Eleanor Roosevelt once said, "No one can make you feel inferior without your consent." That is to say only you can trap yourself in this overwhelming cocoon of regret and embarrassment. Some people cause pain and some people allow themselves to feel this pain. People are people and honestly should always be treated as such. It is important when addressing the situation that you don't objectify this person and realize that they hope, hurt, fall, and triumph just as you or I but something is causing them to act out in a way that is very hurtful.
That being said, you should not beat yourself up for bringing this person back into your life. Our parents and guardians always raised us to expect the best in people, find the best in people, and hold on to the best in people, but they don't always tell us that sometimes that little bit we hold on to can blind us from the bit that packs a powerful and painful punch. You can only be embarrassed if you are ashamed of your actions, which you shouldn't be. This person that is hurting you should be ashamed for acting as they have when given an opportunity of a life time. Anyone that is willing to look past whatever caused someone to be put out of their life to allow a second chance is a person too kind to be put through it again. It is in our nature to hope and seek the best in terms of change in others but sometimes it takes longer than we expect.
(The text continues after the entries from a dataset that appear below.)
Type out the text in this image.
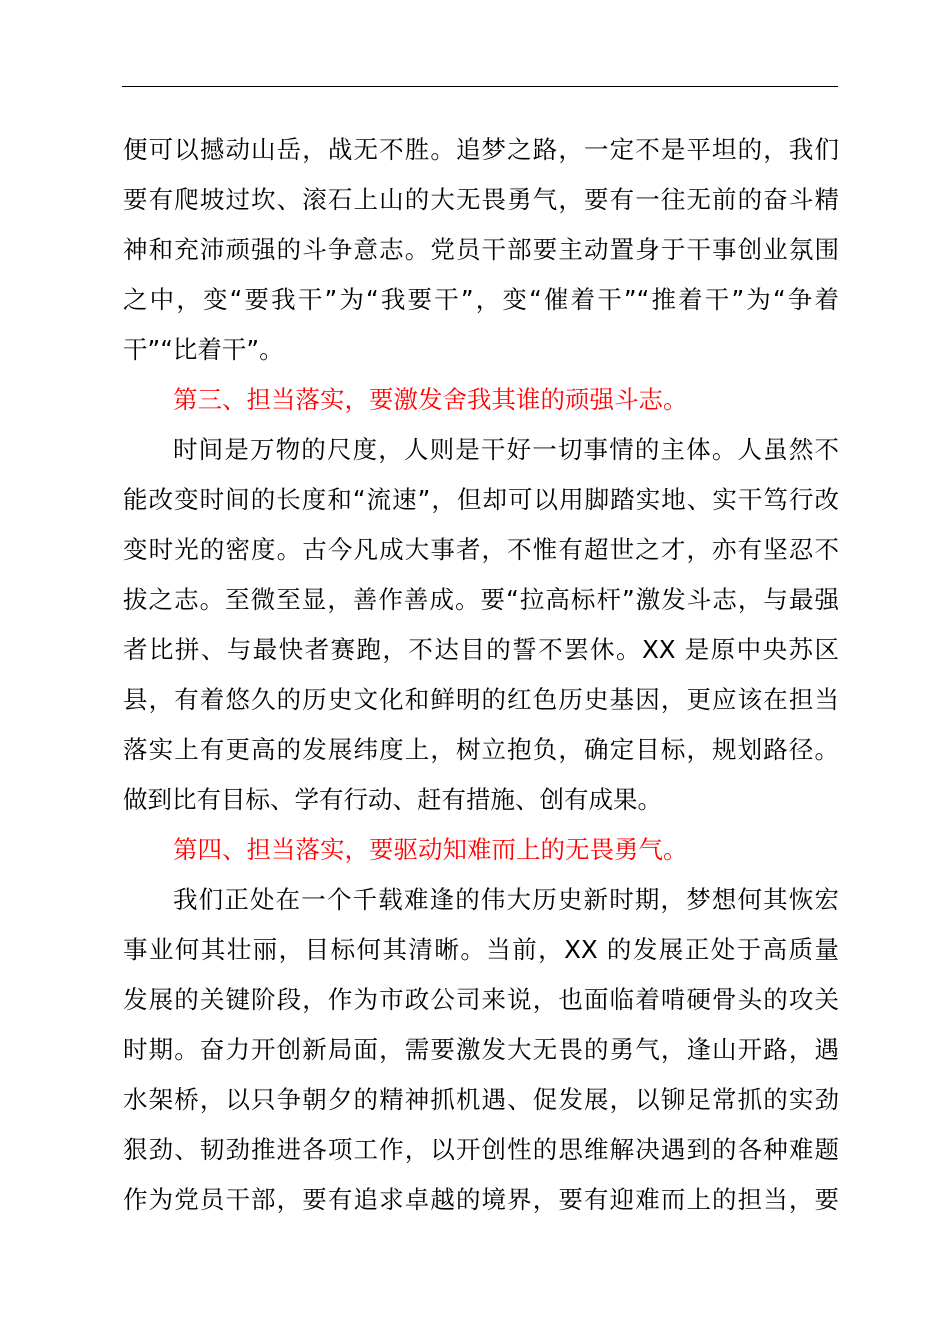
便可以撼动山岳，战无不胜。追梦之路，一定不是平坦的，我们
要有爬坡过坎、滚石上山的大无畏勇气，要有一往无前的奋斗精
神和充沛顽强的斗争意志。党员干部要主动置身于干事创业氛围
之中，变“要我干”为“我要干”，变“催着干”“推着干”为“争着
干”“比着干”。
第三、担当落实，要激发舍我其谁的顽强斗志。
时间是万物的尺度，人则是干好一切事情的主体。人虽然不
能改变时间的长度和“流速”，但却可以用脚踏实地、实干笃行改
变时光的密度。古今凡成大事者，不惟有超世之才，亦有坚忍不
拔之志。至微至显，善作善成。要“拉高标杆”激发斗志，与最强
者比拼、与最快者赛跑，不达目的誓不罢休。XX 是原中央苏区
县，有着悠久的历史文化和鲜明的红色历史基因，更应该在担当
落实上有更高的发展纬度上，树立抱负，确定目标，规划路径。
做到比有目标、学有行动、赶有措施、创有成果。
第四、担当落实，要驱动知难而上的无畏勇气。
我们正处在一个千载难逢的伟大历史新时期，梦想何其恢宏
事业何其壮丽，目标何其清晰。当前，XX 的发展正处于高质量
发展的关键阶段，作为市政公司来说，也面临着啃硬骨头的攻关
时期。奋力开创新局面，需要激发大无畏的勇气，逢山开路，遇
水架桥，以只争朝夕的精神抓机遇、促发展，以铆足常抓的实劲
狠劲、韧劲推进各项工作，以开创性的思维解决遇到的各种难题
作为党员干部，要有追求卓越的境界，要有迎难而上的担当，要
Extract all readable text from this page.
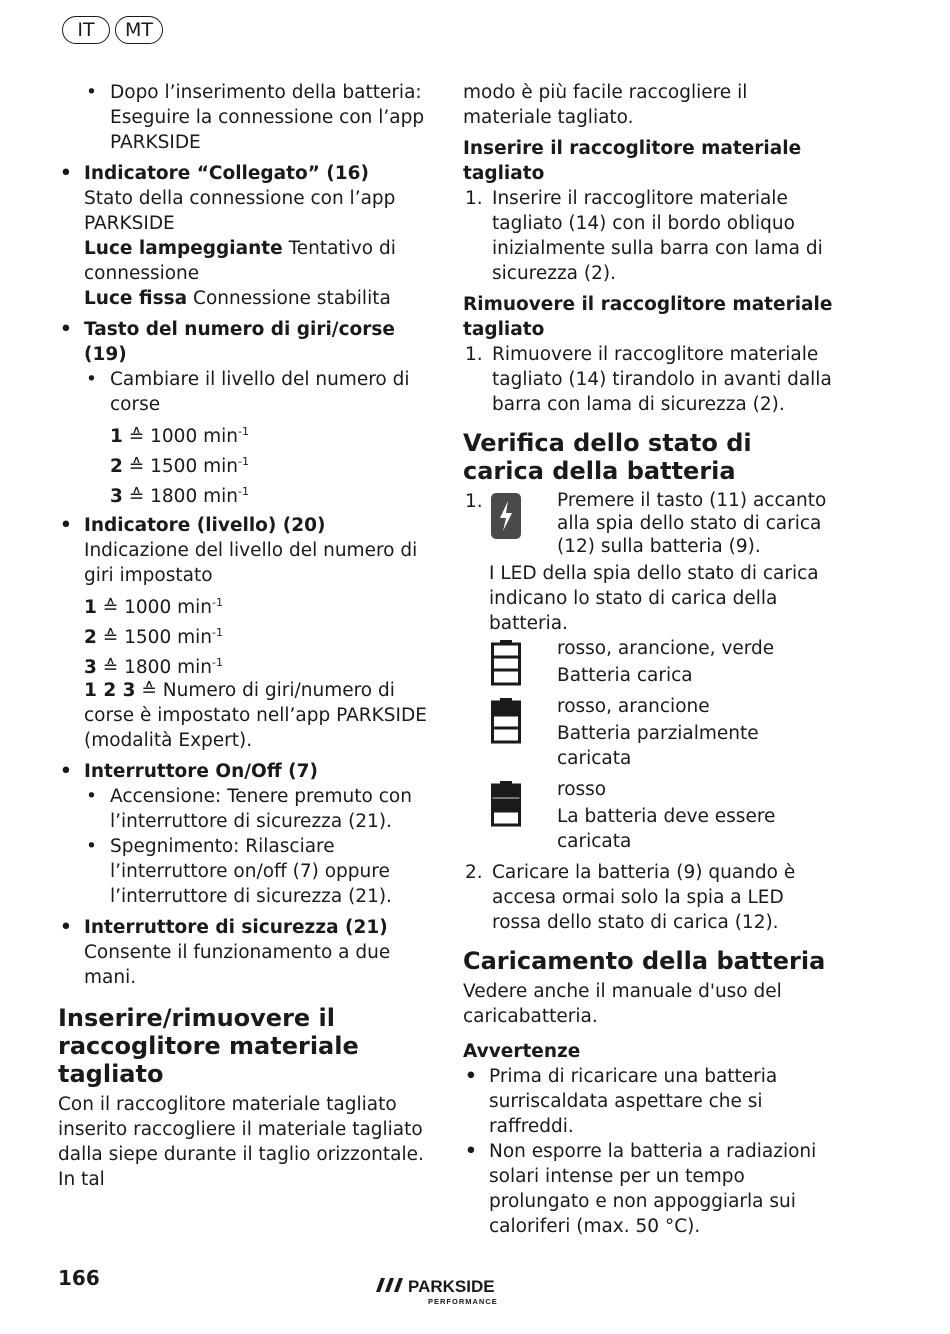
IT	MT
• Dopo l’inserimento della batteria: Eseguire la connessione con l’app PARKSIDE
• Indicatore “Collegato” (16)
Stato della connessione con l’app PARKSIDE
Luce lampeggiante Tentativo di connessione
Luce fissa Connessione stabilita
• Tasto del numero di giri/corse (19)
• Cambiare il livello del numero di corse
1 ≙ 1000 $\min^{-1}$
2 ≙ 1500 $\min^{-1}$
3 ≙ 1800 $\min^{-1}$
• Indicatore (livello) (20)
Indicazione del livello del numero di giri impostato
1 ≙ 1000 $\min^{-1}$
2 ≙ 1500 $\min^{-1}$
3 ≙ 1800 $\min^{-1}$
1 2 3 ≙ Numero di giri/numero di corse è impostato nell’app PARKSIDE (modalità Expert).
• Interruttore On/Off (7)
• Accensione: Tenere premuto con l’interruttore di sicurezza (21).
• Spegnimento: Rilasciare l’interruttore on/off (7) oppure l’interruttore di sicurezza (21).
• Interruttore di sicurezza (21)
Consente il funzionamento a due mani.
Inserire/rimuovere il raccoglitore materiale tagliato
Con il raccoglitore materiale tagliato inserito raccogliere il materiale tagliato dalla siepe durante il taglio orizzontale. In tal
modo è più facile raccogliere il materiale tagliato.
Inserire il raccoglitore materiale tagliato
1. Inserire il raccoglitore materiale tagliato (14) con il bordo obliquo inizialmente sulla barra con lama di sicurezza (2).
Rimuovere il raccoglitore materiale tagliato
1. Rimuovere il raccoglitore materiale tagliato (14) tirandolo in avanti dalla barra con lama di sicurezza (2).
Verifica dello stato di carica della batteria
1.	Premere il tasto (11) accanto alla spia dello stato di carica (12) sulla batteria (9).
I LED della spia dello stato di carica indicano lo stato di carica della batteria.
rosso, arancione, verde
Batteria carica
rosso, arancione
Batteria parzialmente caricata
rosso
La batteria deve essere caricata
2. Caricare la batteria (9) quando è accesa ormai solo la spia a LED rossa dello stato di carica (12).
Caricamento della batteria
Vedere anche il manuale d'uso del caricabatteria.
Avvertenze
• Prima di ricaricare una batteria surriscaldata aspettare che si raffreddi.
• Non esporre la batteria a radiazioni solari intense per un tempo prolungato e non appoggiarla sui caloriferi (max. 50 °C).
166	PARKSIDE
PERFORMANCE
To address your feeling of regret, just don't. Regret is a horrible emotion, almost as debilitating as guilt. Everything happens to teach us something. What that "something" is depends on the situation and the person walking the path. Regret is something we feel towards mistakes, it's generally a "fight or flight" emotive response but nothing is a mistake but instead experience. A lesson perhaps. Don't give this individual the satisfaction of folding in upon yourself. You were a very big person to be open to the possibility of their change. You should be proud. They blew it. They took your caring and generous gesture for granted. Perhaps this is just life's way of showing you that you can only go so far for others before they must start to walk to meet you.
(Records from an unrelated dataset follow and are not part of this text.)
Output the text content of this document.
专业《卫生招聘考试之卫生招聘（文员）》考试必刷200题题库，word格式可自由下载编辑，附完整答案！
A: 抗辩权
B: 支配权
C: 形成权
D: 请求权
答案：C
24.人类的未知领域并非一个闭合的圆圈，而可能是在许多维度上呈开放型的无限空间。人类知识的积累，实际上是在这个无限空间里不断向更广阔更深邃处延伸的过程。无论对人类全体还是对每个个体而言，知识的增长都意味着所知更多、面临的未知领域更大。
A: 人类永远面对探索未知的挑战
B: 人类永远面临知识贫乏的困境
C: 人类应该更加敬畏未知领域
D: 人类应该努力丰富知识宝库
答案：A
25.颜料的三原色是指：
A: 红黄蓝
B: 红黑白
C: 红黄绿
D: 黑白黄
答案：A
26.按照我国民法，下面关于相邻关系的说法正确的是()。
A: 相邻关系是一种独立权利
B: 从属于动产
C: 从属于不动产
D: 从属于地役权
The most important thing in all of this is to cut this person off, for now. Never let them return to you as intimately as they were and tell them that you are there for them when they are ready to meet you half way but you have to be just a bit selfish this once. It's hard to let someone go, I know. In the long run you are doing not only yourself a favor but this other person too. Keep this person at a distance for a while, let yourself feel the pain and conquer it in your own time. When you are ready, and in an emotional place where you can come to terms with why you two are not the greatest match, then let this person slowly come into your life. Be there for them, maybe they will be there for you, but don't relive the past. Push forward and move on.
I said a lot but I just want to help. I wish someone would have told me this but I had to figure it out through two painful years of being too generous and open. I let someone walk all over me before I finally went to my mom and she said sometimes our best cards are those not played. Sometimes you have to walk away. Sometimes you have to be selfish is what I guess I'm saying. I hope I helped even a little.